В центре сада находился пруд, а в нем плавал… самый настоящий кит! Только маленький, размером с дельфина. Этого кита по просьбе Варисцита вывели ученые Смарагдиуса. Он плескался в воде и заглатывал планктон, который ему привозили в больших ведрах. Время от времени кит начинал выпускать высокие струи воды, тогда небольшой водоем превращался в красивый фонтан.
От пруда в разные стороны расходились аккуратные дорожки, выложенные крупной морской галькой. По краям лежали морские раковины. Посетители постоянно брали их в руки, чтобы послушать шум моря, который, казалось, манил за собой.
Кустарники были пострижены в форме морских обитателей: дельфинов, черепах, морских котиков с длинными усами.
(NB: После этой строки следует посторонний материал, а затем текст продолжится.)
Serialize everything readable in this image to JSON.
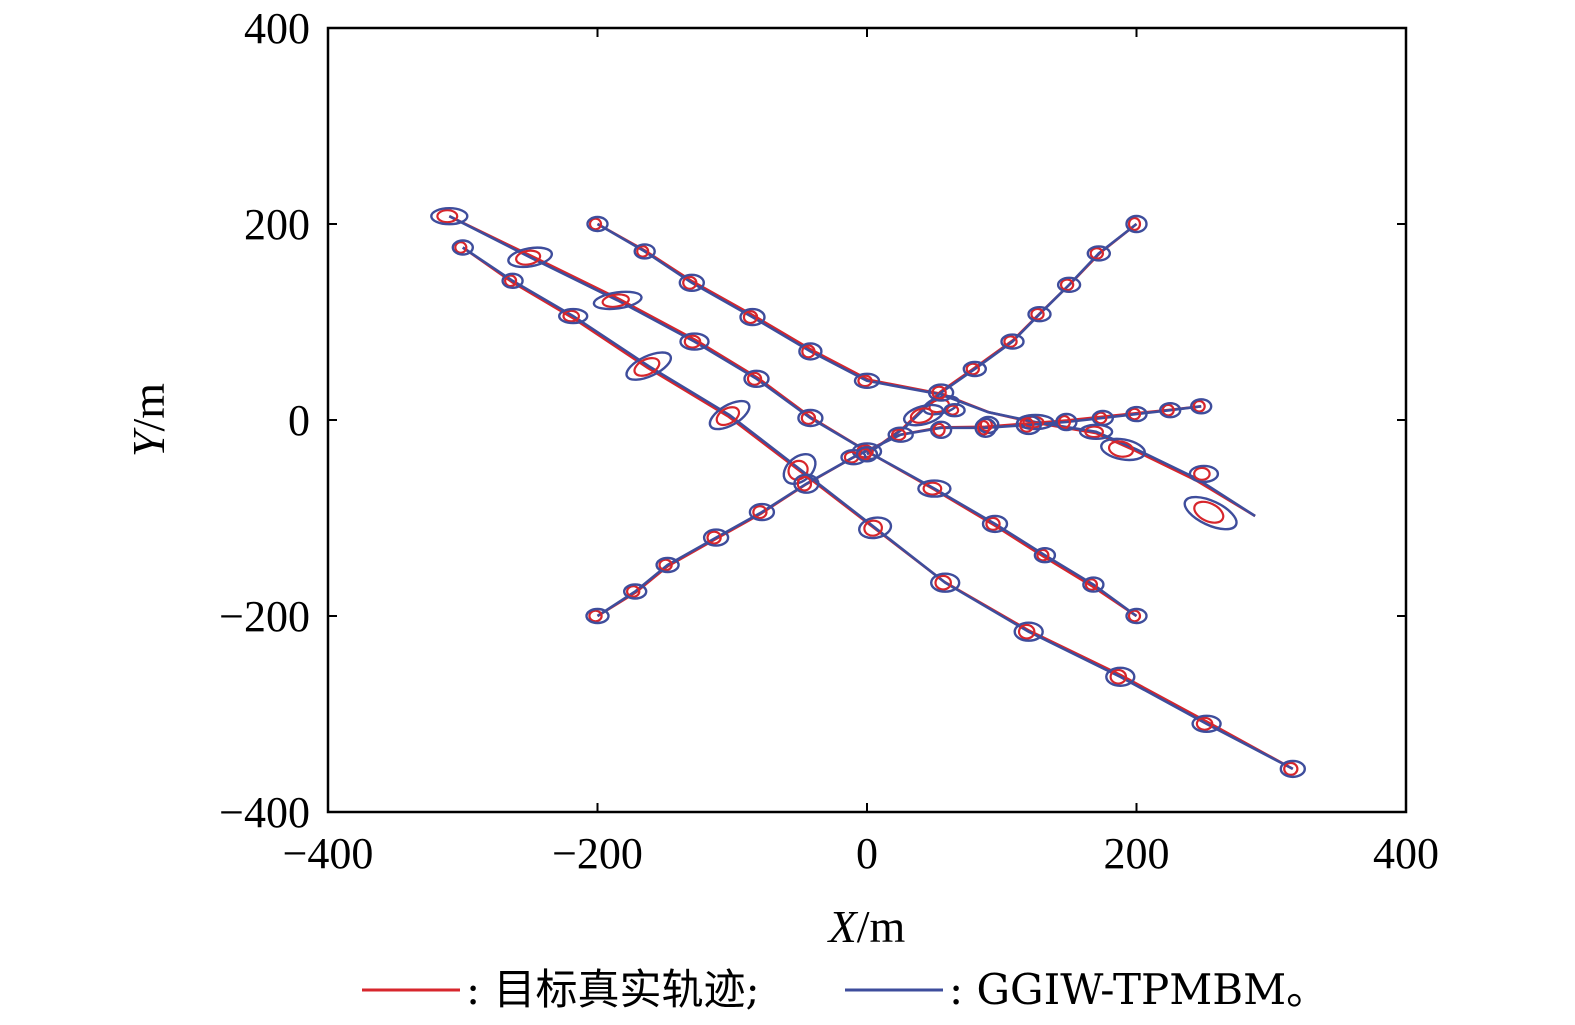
{
  "chart_data": {
    "type": "line",
    "xlabel_italic": "X",
    "xlabel_unit": "/m",
    "ylabel_italic": "Y",
    "ylabel_unit": "/m",
    "xlim": [
      -400,
      400
    ],
    "ylim": [
      -400,
      400
    ],
    "xticks": [
      -400,
      -200,
      0,
      200,
      400
    ],
    "yticks": [
      -400,
      -200,
      0,
      200,
      400
    ],
    "xtick_labels": [
      "−400",
      "−200",
      "0",
      "200",
      "400"
    ],
    "ytick_labels": [
      "−400",
      "−200",
      "0",
      "200",
      "400"
    ],
    "grid": false,
    "legend_placement": "bottom",
    "legend": [
      {
        "label": ": 目标真实轨迹;",
        "color": "#d7262c"
      },
      {
        "label": ": GGIW-TPMBM。",
        "color": "#3e4d9c"
      }
    ],
    "colors": {
      "truth": "#d7262c",
      "estimate": "#3e4d9c"
    },
    "series": [
      {
        "points": [
          [
            -310,
            208
          ],
          [
            -250,
            166
          ],
          [
            -185,
            122
          ],
          [
            -128,
            80
          ],
          [
            -82,
            42
          ],
          [
            -42,
            2
          ],
          [
            0,
            -32
          ],
          [
            50,
            -70
          ],
          [
            95,
            -106
          ],
          [
            132,
            -138
          ],
          [
            168,
            -168
          ],
          [
            200,
            -200
          ]
        ]
      },
      {
        "points": [
          [
            -300,
            176
          ],
          [
            -263,
            142
          ],
          [
            -218,
            106
          ],
          [
            -162,
            55
          ],
          [
            -102,
            5
          ],
          [
            -50,
            -50
          ],
          [
            6,
            -110
          ],
          [
            58,
            -166
          ],
          [
            120,
            -216
          ],
          [
            188,
            -262
          ],
          [
            252,
            -310
          ],
          [
            316,
            -356
          ]
        ]
      },
      {
        "points": [
          [
            -200,
            200
          ],
          [
            -165,
            172
          ],
          [
            -130,
            140
          ],
          [
            -85,
            105
          ],
          [
            -42,
            70
          ],
          [
            0,
            40
          ],
          [
            55,
            26
          ],
          [
            90,
            8
          ],
          [
            125,
            -2
          ],
          [
            170,
            -12
          ],
          [
            200,
            -30
          ],
          [
            245,
            -60
          ],
          [
            288,
            -98
          ]
        ]
      },
      {
        "points": [
          [
            -200,
            -200
          ],
          [
            -172,
            -175
          ],
          [
            -148,
            -148
          ],
          [
            -112,
            -120
          ],
          [
            -78,
            -94
          ],
          [
            -45,
            -65
          ],
          [
            -10,
            -38
          ],
          [
            25,
            -15
          ],
          [
            55,
            -8
          ],
          [
            88,
            -8
          ],
          [
            120,
            -5
          ],
          [
            148,
            -2
          ],
          [
            175,
            2
          ],
          [
            200,
            6
          ],
          [
            225,
            10
          ],
          [
            248,
            14
          ]
        ]
      },
      {
        "points": [
          [
            0,
            -35
          ],
          [
            28,
            -8
          ],
          [
            55,
            28
          ],
          [
            80,
            52
          ],
          [
            108,
            80
          ],
          [
            128,
            108
          ],
          [
            150,
            138
          ],
          [
            172,
            170
          ],
          [
            200,
            200
          ]
        ]
      }
    ],
    "ellipses": [
      [
        -310,
        208,
        18,
        8,
        0
      ],
      [
        -250,
        166,
        22,
        9,
        -10
      ],
      [
        -185,
        122,
        24,
        8,
        -8
      ],
      [
        -128,
        80,
        14,
        8,
        0
      ],
      [
        -82,
        42,
        12,
        8,
        0
      ],
      [
        -42,
        2,
        12,
        8,
        0
      ],
      [
        0,
        -32,
        14,
        8,
        0
      ],
      [
        50,
        -70,
        16,
        8,
        0
      ],
      [
        95,
        -106,
        12,
        8,
        0
      ],
      [
        132,
        -138,
        10,
        7,
        0
      ],
      [
        168,
        -168,
        10,
        7,
        0
      ],
      [
        200,
        -200,
        10,
        7,
        0
      ],
      [
        -300,
        176,
        10,
        7,
        0
      ],
      [
        -263,
        142,
        10,
        7,
        0
      ],
      [
        -218,
        106,
        14,
        7,
        0
      ],
      [
        -162,
        55,
        24,
        10,
        -25
      ],
      [
        -102,
        5,
        22,
        10,
        -30
      ],
      [
        -50,
        -50,
        18,
        12,
        -40
      ],
      [
        -45,
        -65,
        12,
        9,
        0
      ],
      [
        6,
        -110,
        16,
        10,
        -10
      ],
      [
        58,
        -166,
        14,
        9,
        0
      ],
      [
        120,
        -216,
        14,
        9,
        0
      ],
      [
        188,
        -262,
        14,
        9,
        0
      ],
      [
        252,
        -310,
        14,
        8,
        0
      ],
      [
        316,
        -356,
        12,
        8,
        0
      ],
      [
        -200,
        200,
        10,
        7,
        0
      ],
      [
        -165,
        172,
        10,
        7,
        0
      ],
      [
        -130,
        140,
        12,
        8,
        0
      ],
      [
        -85,
        105,
        12,
        8,
        0
      ],
      [
        -42,
        70,
        11,
        8,
        0
      ],
      [
        0,
        40,
        12,
        7,
        0
      ],
      [
        55,
        15,
        18,
        8,
        -15
      ],
      [
        90,
        -5,
        10,
        8,
        0
      ],
      [
        125,
        -2,
        18,
        7,
        0
      ],
      [
        170,
        -12,
        16,
        7,
        0
      ],
      [
        190,
        -30,
        22,
        10,
        10
      ],
      [
        250,
        -55,
        14,
        8,
        0
      ],
      [
        255,
        -95,
        28,
        12,
        25
      ],
      [
        -200,
        -200,
        11,
        7,
        0
      ],
      [
        -172,
        -175,
        11,
        7,
        0
      ],
      [
        -148,
        -148,
        11,
        7,
        0
      ],
      [
        -112,
        -120,
        12,
        8,
        0
      ],
      [
        -78,
        -94,
        12,
        8,
        0
      ],
      [
        -10,
        -38,
        12,
        7,
        0
      ],
      [
        25,
        -15,
        12,
        7,
        0
      ],
      [
        55,
        -10,
        10,
        8,
        0
      ],
      [
        88,
        -8,
        10,
        9,
        0
      ],
      [
        120,
        -5,
        12,
        9,
        0
      ],
      [
        148,
        -2,
        10,
        8,
        0
      ],
      [
        175,
        2,
        10,
        7,
        0
      ],
      [
        200,
        6,
        10,
        7,
        0
      ],
      [
        225,
        10,
        10,
        7,
        0
      ],
      [
        248,
        14,
        10,
        7,
        0
      ],
      [
        0,
        -35,
        10,
        7,
        0
      ],
      [
        42,
        5,
        20,
        9,
        -15
      ],
      [
        55,
        28,
        12,
        8,
        0
      ],
      [
        65,
        10,
        10,
        6,
        0
      ],
      [
        80,
        52,
        11,
        7,
        0
      ],
      [
        108,
        80,
        11,
        7,
        0
      ],
      [
        128,
        108,
        11,
        7,
        0
      ],
      [
        150,
        138,
        11,
        7,
        0
      ],
      [
        172,
        170,
        11,
        7,
        0
      ],
      [
        200,
        200,
        10,
        8,
        0
      ]
    ]
  }
}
Цветы тоже продолжали водную тему. Здесь не было красных, желтых или розовых оттенков. В саду царили синий и голубой. Селекционеры Смарагдиуса специально вывели синие розы, голубые хризантемы, изумрудные лилии, бирюзовые гортензии, лиловые незабудки. Еще в саду росли колокольчики всех оттенков синего, от темно-фиолетового до нежно-голубого.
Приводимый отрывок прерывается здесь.